2004-03-05 source, relay, sink: wiz (FreeBSD 4.8)

options: -t 100 -s 1000

source: 34s, sink: 32s

turn off smtpc: source: 31s, 34s

2004-03-26 source: v-6.perf-lab running smtpc -t 100 -s 5000; relay: v-bsd.perf-lab; sink: v-sun.perf-lab

sink runs smtps2 -R n with varying values for n

n source time requests served
0 108 5000
8000000 115 5060
58000000 140 5450
88000000 151 5620

put defedb on a RAM disk:

n source time requests served
0 108 5000
8000000    
58000000 111 5453
88000000 114 5693

Obviously the additional disk I/O traffic created by having to use DEFEDB is slowing down the system.

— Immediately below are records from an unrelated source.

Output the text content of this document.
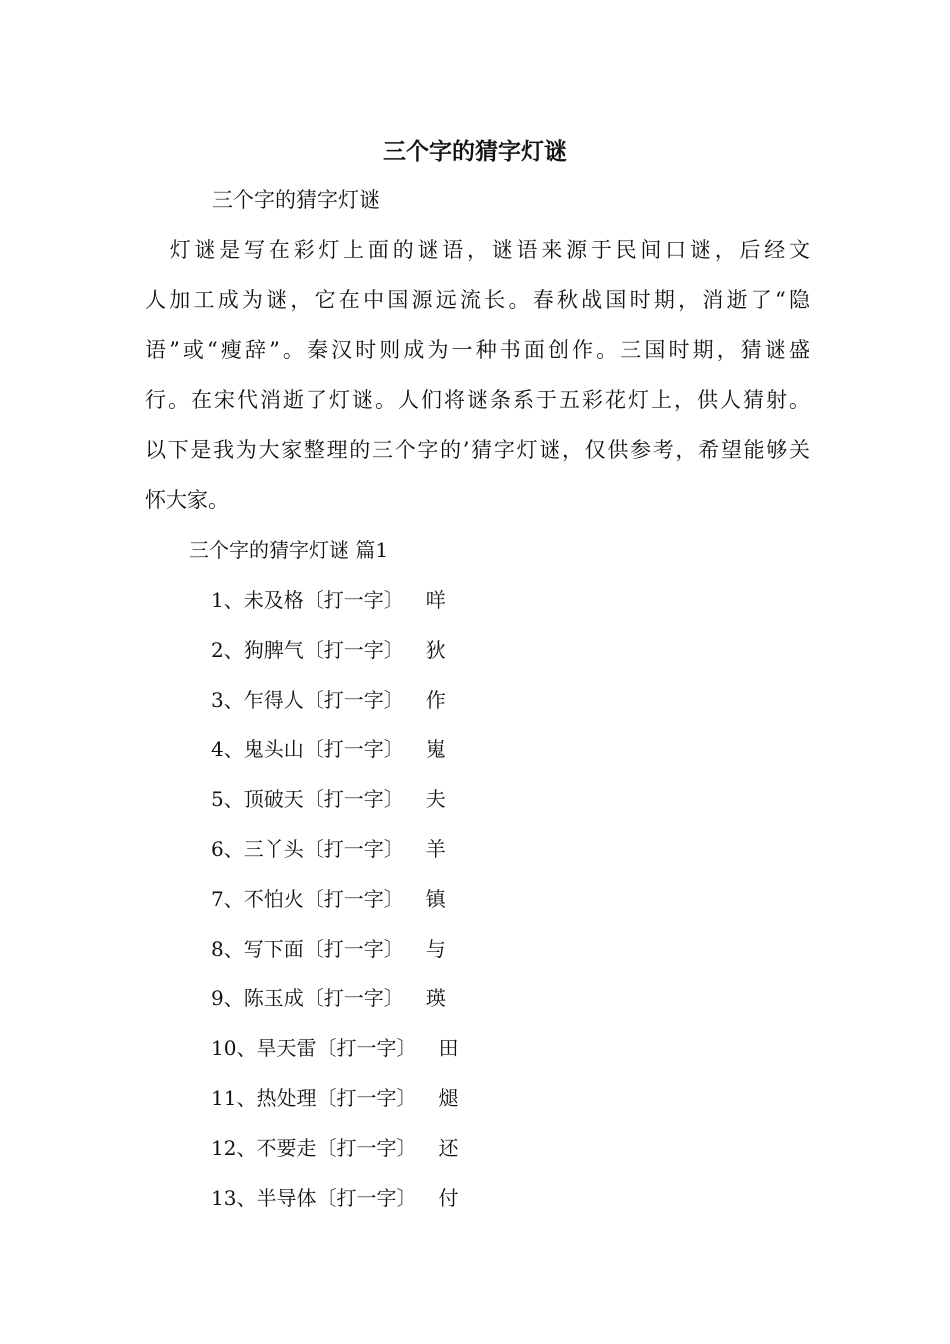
三个字的猜字灯谜
三个字的猜字灯谜
　灯谜是写在彩灯上面的谜语，谜语来源于民间口谜，后经文
人加工成为谜，它在中国源远流长。春秋战国时期，消逝了“隐
语”或“瘦辞”。秦汉时则成为一种书面创作。三国时期，猜谜盛
行。在宋代消逝了灯谜。人们将谜条系于五彩花灯上，供人猜射。
以下是我为大家整理的三个字的’猜字灯谜，仅供参考，希望能够关
怀大家。
三个字的猜字灯谜 篇1
1、未及格〔打一字〕 咩
2、狗脾气〔打一字〕 狄
3、乍得人〔打一字〕 作
4、鬼头山〔打一字〕 嵬
5、顶破天〔打一字〕 夫
6、三丫头〔打一字〕 羊
7、不怕火〔打一字〕 镇
8、写下面〔打一字〕 与
9、陈玉成〔打一字〕 瑛
10、旱天雷〔打一字〕 田
11、热处理〔打一字〕 煺
12、不要走〔打一字〕 还
13、半导体〔打一字〕 付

FreeBSD 4.9, Softupdates, and fsync()

2004-06-23 Upgraded v-bsd.perf-lab to FreeBSD 4.9 (2 processors), using softupdates.

source on v-sun, sink on s-6:

time ./smtpc2 -O 10 -t 100 -s 1000 -r v-bsd.perf-lab:1234

43s

turn off fsync(): (smtps -U, must be compiled with -DTESTING)

32s


Disk I/O On FreeBSD

A modified iostat(8) program is used to show the number of bytes written and read, and the number of read, write, and other disk I/O operations.

The following tests were performed: sink (smtps3) on v-bsd.perf-lab, source (smtpc) on s-6.perf-lab sending 1000 mails. All numbers for write operations are rounded; if there are numbers in parentheses then those denote the value of ru_oublock (getrusage(2)) for smtps/qmgr or sm8. If two times are given (separated by /) then the second time denotes the output (elapsed time) for the sink.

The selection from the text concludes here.